Kearns estimates that he can build a new PC—with a new case; a motherboard; an AMD K62 chip, which is roughly equivalent to a Pentium II; 32M of memory; and 3.2G hard drive—for about $650. Multiply that by the approximately 900 PCs that are hooked into the Carl Vinson's local-area network, and the savings mount, according to Lt. j.g. George Haw, the Vinson's information systems officer.
The Vinson's LAN, Haw said, is one of the largest afloat LANs in the Navy, hosting more than 4,000 e-mail accounts and a number of standard Navy parts and supplies systems designed to serve the ship and its embarked aircraft squadrons.
Haw said the Vinson has an ongoing PC purchase program to replace older PCs, such as 486 PCs, with Pentium technology. Kearns said the PC manufacturing operation is designed to inexpensively replace those PCs on the ship, reusing the old keyboards and monitors with the new PCs. He has already rebuilt about 40 computers.
Kearns said it does not take long for his team to manufacture PCs. Putting an empty minitower on a workbench, Kearns demonstrated where the parts would fit. "I can put one together in 20 minutes," he said. He added that it takes about three hours to load software and get the PC completely burned in.

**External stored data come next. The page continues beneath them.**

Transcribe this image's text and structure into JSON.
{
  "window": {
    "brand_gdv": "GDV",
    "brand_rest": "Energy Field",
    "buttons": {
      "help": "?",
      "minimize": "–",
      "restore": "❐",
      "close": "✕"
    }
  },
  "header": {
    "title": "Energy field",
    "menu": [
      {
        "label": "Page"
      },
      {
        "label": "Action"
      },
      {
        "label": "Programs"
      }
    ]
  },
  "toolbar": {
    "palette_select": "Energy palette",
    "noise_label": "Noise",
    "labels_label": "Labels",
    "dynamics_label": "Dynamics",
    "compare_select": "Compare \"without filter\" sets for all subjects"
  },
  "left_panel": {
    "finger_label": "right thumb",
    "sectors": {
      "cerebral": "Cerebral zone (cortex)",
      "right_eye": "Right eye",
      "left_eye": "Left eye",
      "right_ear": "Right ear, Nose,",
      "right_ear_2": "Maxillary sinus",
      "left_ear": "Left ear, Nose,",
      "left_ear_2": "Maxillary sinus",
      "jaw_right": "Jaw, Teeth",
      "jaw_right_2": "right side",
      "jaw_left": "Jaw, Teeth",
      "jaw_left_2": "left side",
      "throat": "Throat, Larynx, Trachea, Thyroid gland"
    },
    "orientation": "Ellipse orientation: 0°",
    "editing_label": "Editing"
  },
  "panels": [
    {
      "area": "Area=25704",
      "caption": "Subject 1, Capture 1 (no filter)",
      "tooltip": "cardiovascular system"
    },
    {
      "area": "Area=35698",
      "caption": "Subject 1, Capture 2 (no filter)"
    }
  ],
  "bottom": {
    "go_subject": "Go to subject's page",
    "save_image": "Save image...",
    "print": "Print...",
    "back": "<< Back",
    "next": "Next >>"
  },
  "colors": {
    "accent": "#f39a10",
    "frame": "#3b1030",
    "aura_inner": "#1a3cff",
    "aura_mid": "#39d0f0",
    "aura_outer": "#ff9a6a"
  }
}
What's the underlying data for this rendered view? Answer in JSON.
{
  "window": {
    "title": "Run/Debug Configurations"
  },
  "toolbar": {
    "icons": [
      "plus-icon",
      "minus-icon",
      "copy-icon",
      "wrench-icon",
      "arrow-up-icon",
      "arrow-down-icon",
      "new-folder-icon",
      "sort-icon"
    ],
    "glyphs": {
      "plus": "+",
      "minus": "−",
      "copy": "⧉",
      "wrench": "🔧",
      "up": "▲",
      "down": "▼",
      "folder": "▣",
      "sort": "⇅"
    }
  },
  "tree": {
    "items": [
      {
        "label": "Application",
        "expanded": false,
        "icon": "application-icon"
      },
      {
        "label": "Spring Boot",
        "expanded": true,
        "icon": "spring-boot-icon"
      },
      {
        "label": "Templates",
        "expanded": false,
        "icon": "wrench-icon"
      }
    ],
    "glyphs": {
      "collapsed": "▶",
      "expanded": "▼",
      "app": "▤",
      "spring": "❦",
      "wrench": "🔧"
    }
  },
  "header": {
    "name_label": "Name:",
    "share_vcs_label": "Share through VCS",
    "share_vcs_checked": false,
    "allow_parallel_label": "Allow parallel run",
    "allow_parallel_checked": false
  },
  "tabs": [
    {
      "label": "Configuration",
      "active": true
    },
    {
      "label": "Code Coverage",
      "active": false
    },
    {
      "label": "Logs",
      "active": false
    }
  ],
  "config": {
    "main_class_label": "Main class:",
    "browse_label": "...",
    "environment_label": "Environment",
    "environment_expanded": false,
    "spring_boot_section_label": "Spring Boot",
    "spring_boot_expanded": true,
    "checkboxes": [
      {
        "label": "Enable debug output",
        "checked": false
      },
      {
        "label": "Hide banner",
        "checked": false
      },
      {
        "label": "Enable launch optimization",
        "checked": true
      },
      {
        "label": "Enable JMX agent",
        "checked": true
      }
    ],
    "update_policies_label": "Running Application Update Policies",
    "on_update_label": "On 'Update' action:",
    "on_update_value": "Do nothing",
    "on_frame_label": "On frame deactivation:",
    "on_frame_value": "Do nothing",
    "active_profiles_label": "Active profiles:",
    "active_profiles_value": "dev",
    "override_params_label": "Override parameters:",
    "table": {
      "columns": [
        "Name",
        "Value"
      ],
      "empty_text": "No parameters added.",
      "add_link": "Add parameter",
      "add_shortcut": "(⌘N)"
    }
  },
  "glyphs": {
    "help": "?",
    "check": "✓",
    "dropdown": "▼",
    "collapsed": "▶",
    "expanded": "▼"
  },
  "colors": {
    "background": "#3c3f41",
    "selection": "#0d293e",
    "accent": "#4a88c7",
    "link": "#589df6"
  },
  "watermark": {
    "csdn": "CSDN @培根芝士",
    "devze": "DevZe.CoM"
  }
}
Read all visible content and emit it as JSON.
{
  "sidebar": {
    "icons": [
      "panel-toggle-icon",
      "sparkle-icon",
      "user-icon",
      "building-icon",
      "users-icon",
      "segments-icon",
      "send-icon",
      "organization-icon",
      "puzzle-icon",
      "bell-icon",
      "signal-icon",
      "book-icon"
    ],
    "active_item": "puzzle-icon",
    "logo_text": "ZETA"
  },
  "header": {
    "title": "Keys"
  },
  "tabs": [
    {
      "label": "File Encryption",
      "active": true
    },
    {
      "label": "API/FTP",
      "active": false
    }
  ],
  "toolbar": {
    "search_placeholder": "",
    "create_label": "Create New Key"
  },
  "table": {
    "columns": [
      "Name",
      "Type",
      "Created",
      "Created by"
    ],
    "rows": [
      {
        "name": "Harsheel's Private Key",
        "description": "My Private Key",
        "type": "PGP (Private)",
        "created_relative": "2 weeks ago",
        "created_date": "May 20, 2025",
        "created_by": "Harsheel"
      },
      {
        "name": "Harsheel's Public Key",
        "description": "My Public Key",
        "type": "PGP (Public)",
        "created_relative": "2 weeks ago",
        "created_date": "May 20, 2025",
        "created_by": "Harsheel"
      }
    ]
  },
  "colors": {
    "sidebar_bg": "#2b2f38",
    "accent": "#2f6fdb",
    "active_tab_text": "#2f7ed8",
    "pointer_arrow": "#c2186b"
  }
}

The Vinson's "computer store," deep in the bowels of the ship, provides full one-stop shopping, Kearns said. Besides performing rebuilds and upgrades, the computer store offers hardware and software trouble-shooting and repair, cutting the time it takes to make a repair from three days to a matter of hours. "That's because the supply people consider us a store, and we have everything we need right here," Kearns said.